Il 2012 rischia di essere ricordato, tra le altre cose, per il ritorno sulle scene di due umili artigiani del pop anni ’80, per giunta entrambi scozzesi, Paul Buchanan e Ricky Ross. Del primo, la ritrosia a pubblicare materiale nuovo è nota, quasi proverbiale, ma anche il secondo non scherza. Erano dodici anni, dai tempi cioè del deludente Homesick, che i Deacon Blue non licenziavano inediti. Nel frattempo, qualche sortita live ne aveva mantenuta viva la fiamma, ma, diciamoci la verità, per la band sembrava essersi spalancata la strada del culto silenzioso e rigorosamente rivolto al passato. Tuttavia, come insegnano (ahinoi) gli “immarcescibili” Rolling Stones, ogni anno di nuovo in tour, nella musica (come, del resto, nella vita) vale il detto “mai dire mai”: e così ecco Ross e i suoi affacciarsi di nuovo sulle scene, a distanza di venticinque primavere dal debutto.

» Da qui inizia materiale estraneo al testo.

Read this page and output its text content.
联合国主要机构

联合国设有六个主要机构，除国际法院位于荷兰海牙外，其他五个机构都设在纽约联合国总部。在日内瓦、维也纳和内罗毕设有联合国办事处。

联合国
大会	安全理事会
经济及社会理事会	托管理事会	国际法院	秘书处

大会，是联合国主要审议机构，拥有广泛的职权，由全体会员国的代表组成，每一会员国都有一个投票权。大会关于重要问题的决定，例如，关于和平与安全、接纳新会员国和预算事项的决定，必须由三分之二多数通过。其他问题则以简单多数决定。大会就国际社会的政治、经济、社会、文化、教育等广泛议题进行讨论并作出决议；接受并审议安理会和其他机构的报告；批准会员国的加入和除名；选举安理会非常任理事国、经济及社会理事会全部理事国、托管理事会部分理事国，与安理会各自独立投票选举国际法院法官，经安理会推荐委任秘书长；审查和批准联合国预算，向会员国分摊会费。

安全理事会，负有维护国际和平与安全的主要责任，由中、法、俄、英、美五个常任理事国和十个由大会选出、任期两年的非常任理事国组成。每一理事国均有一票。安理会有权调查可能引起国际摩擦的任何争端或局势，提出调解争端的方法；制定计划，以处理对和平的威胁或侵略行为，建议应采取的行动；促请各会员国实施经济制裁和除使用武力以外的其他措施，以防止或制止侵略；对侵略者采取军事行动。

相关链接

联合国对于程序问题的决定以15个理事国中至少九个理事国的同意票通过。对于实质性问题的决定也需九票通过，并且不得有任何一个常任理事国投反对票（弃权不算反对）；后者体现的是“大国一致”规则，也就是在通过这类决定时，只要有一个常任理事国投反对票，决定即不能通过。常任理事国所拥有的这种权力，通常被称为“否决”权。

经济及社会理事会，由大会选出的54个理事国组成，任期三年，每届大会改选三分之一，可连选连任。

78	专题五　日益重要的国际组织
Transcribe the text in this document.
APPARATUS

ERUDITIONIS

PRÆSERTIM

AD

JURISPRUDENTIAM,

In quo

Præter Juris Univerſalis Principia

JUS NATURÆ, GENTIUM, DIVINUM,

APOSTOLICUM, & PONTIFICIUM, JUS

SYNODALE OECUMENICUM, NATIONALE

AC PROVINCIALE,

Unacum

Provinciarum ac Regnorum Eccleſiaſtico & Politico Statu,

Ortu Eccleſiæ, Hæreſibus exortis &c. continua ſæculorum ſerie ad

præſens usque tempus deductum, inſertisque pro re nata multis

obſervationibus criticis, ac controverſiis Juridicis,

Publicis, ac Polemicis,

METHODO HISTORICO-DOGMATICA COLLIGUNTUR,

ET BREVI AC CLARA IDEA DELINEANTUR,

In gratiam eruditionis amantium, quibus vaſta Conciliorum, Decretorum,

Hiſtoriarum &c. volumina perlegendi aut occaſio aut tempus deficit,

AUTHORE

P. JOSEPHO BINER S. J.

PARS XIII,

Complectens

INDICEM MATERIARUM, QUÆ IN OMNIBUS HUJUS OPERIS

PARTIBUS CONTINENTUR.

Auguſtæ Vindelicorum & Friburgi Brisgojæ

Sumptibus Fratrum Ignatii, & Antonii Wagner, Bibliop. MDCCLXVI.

The hipsters è il titolo della nuova fatica, ovviamente ironico: “cool” i Deacon Blue non lo sono stati probabilmente mai, neppure quando il loro pop contaminato da folk, jazz e soul bianco sbancava le classifiche. Per tornare al paragone con Buchanan e i suoi Blue Nile, Ross e compari sono sempre stati più inclini al compromesso col “new pop”, se non dal punto di vista “ideologico”, almeno del sound; a farne un fenomeno resistente ancora oggi all’usura del tempo (ascoltate Raintown e dite se non è invecchiato bene) è la sincerità della scrittura di Ross, la sua onesta devozione alla melodia, conditio sine qua non per farne un’arte colta e al tempo stesso fruibile.

Lo slancio genuino di sempre si ritrova nelle tracce di The hipsters: ecco perché, quando lo infili nel lettore CD e schiacci “play”, ti senti subito a casa. C’è un po’ di ruggine, non tutto viene bene e soprattutto non viene come ai vecchi tempi, ma tant’è: in Turn, It will end in tears, The outsiders, Laura from memory e nella title-track si respira un’aria familiare, non il cattivo odore dello stantio, ma il piacere di un riconoscimento, come trovare un vecchio amico al quale non pensavi più da tempo ma a cui hai sempre voluto bene. Gli ingredienti dei nuovi brani sono i soliti, la formula non è variata: il producer Paul Savage lucida un po’ la superficie (a volte anche troppo…), ma per il resto questa è vecchia scuola del pop. Sorpassata forse, però quando la senti la riconosci subito, e questo qualcosa dovrà pur dire. «Tutto ciò che è moderno viene, prima o poi, superato», diceva Oscar Wilde: ad occhio e croce, i Deacon Blue sono ampiamente lontani dal correre il rischio. Alla faccia degli hipster, quelli veri.